Taiwan: Traditional Musical Instruments
Many musical instruments common in the US are also used in Taiwan – however, traditional instruments in the country help to form a fusion of musical genres. The music scene in Taiwan is not only influenced by historical Chinese culture, but also molded by the various aboriginal tribes of the island. Here are a few traditional musical instruments you might not have heard of before.
Lubuw (Mouth Harp)
Especially popular with the Atayal, Amis, and Bunun tribes, the mouth harp is classified as an aerophone – a musical instrument that makes sounds by way of causing a body of air to vibrate, without the use of strings or membranes. It is made with slivers of bamboo, sometimes copper, and a piece of string. Players will place one side in their mouth while using their hand to pull on the string, using breath control and mouth movements to create different notes.

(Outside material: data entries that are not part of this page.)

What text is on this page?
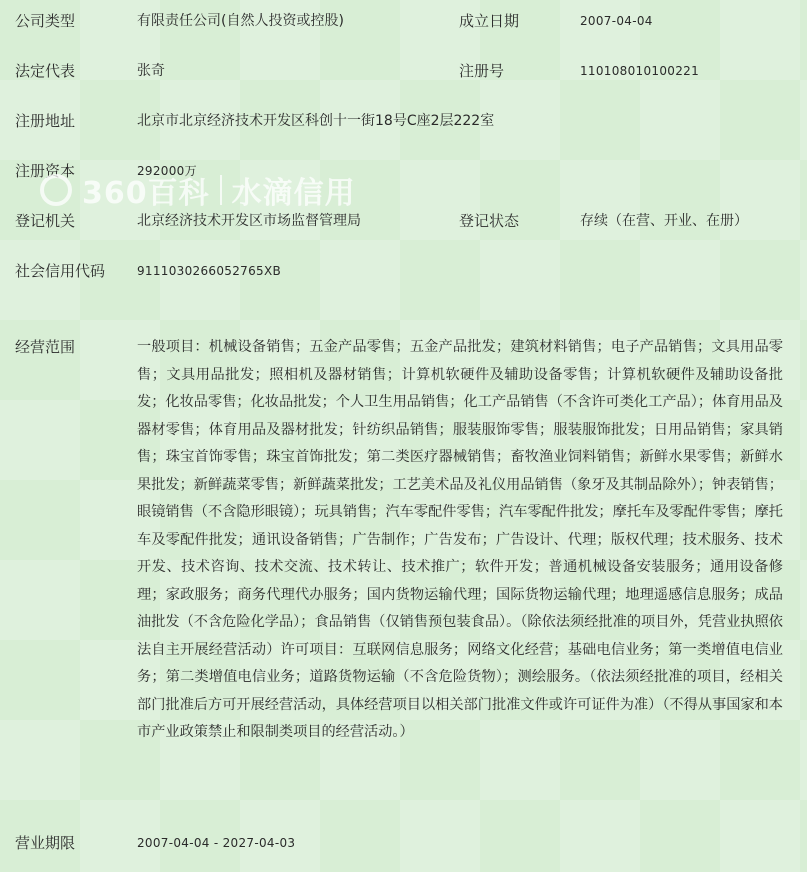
公司类型	有限责任公司(自然人投资或控股)	成立日期	2007-04-04
法定代表	张奇	注册号	110108010100221
注册地址	北京市北京经济技术开发区科创十一街18号C座2层222室
注册资本	292000万
360百科 水滴信用
登记机关	北京经济技术开发区市场监督管理局	登记状态	存续（在营、开业、在册）
社会信用代码	9111030266052765XB
经营范围	一般项目：机械设备销售；五金产品零售；五金产品批发；建筑材料销售；电子产品销售；文具用品零售；文具用品批发；照相机及器材销售；计算机软硬件及辅助设备零售；计算机软硬件及辅助设备批发；化妆品零售；化妆品批发；个人卫生用品销售；化工产品销售（不含许可类化工产品）；体育用品及器材零售；体育用品及器材批发；针纺织品销售；服装服饰零售；服装服饰批发；日用品销售；家具销售；珠宝首饰零售；珠宝首饰批发；第二类医疗器械销售；畜牧渔业饲料销售；新鲜水果零售；新鲜水果批发；新鲜蔬菜零售；新鲜蔬菜批发；工艺美术品及礼仪用品销售（象牙及其制品除外）；钟表销售；眼镜销售（不含隐形眼镜）；玩具销售；汽车零配件零售；汽车零配件批发；摩托车及零配件零售；摩托车及零配件批发；通讯设备销售；广告制作；广告发布；广告设计、代理；版权代理；技术服务、技术开发、技术咨询、技术交流、技术转让、技术推广；软件开发；普通机械设备安装服务；通用设备修理；家政服务；商务代理代办服务；国内货物运输代理；国际货物运输代理；地理遥感信息服务；成品油批发（不含危险化学品）；食品销售（仅销售预包装食品）。（除依法须经批准的项目外，凭营业执照依法自主开展经营活动）许可项目：互联网信息服务；网络文化经营；基础电信业务；第一类增值电信业务；第二类增值电信业务；道路货物运输（不含危险货物）；测绘服务。（依法须经批准的项目，经相关部门批准后方可开展经营活动，具体经营项目以相关部门批准文件或许可证件为准）（不得从事国家和本市产业政策禁止和限制类项目的经营活动。）
营业期限	2007-04-04 - 2027-04-03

Most easily compared to a violin, the Erhu is hexagonal in shape, has only two strings, and held upright when played. Previously, it was traditional to use the skin of a python as the instrument’s front cover; however, this is no longer the case. The Erhu is said to produce both melancholy and cheerful music with great expression.
Confucius’ instrument of choice, the Guqin is often referred to as the instrument of the sages – the elite of Chinese society once considered it to be one of four arts that all educated people must master. As such, it was unattainable to the general public for many generations, but is now used in various modern cultural events. The Guqin is a seven-stringed zither, meaning its strings are the same length as its soundboard.
Most comparable in appearance to a harp, the Konghou first appeared in written texts around 600 BC. Its popularity fell off for quite some time, and much research and experimentation were needed to reproduce it in an accurate fashion. However, it has since regained popularity as its soft, elegant tones are a perfect fit for traditional Chinese music.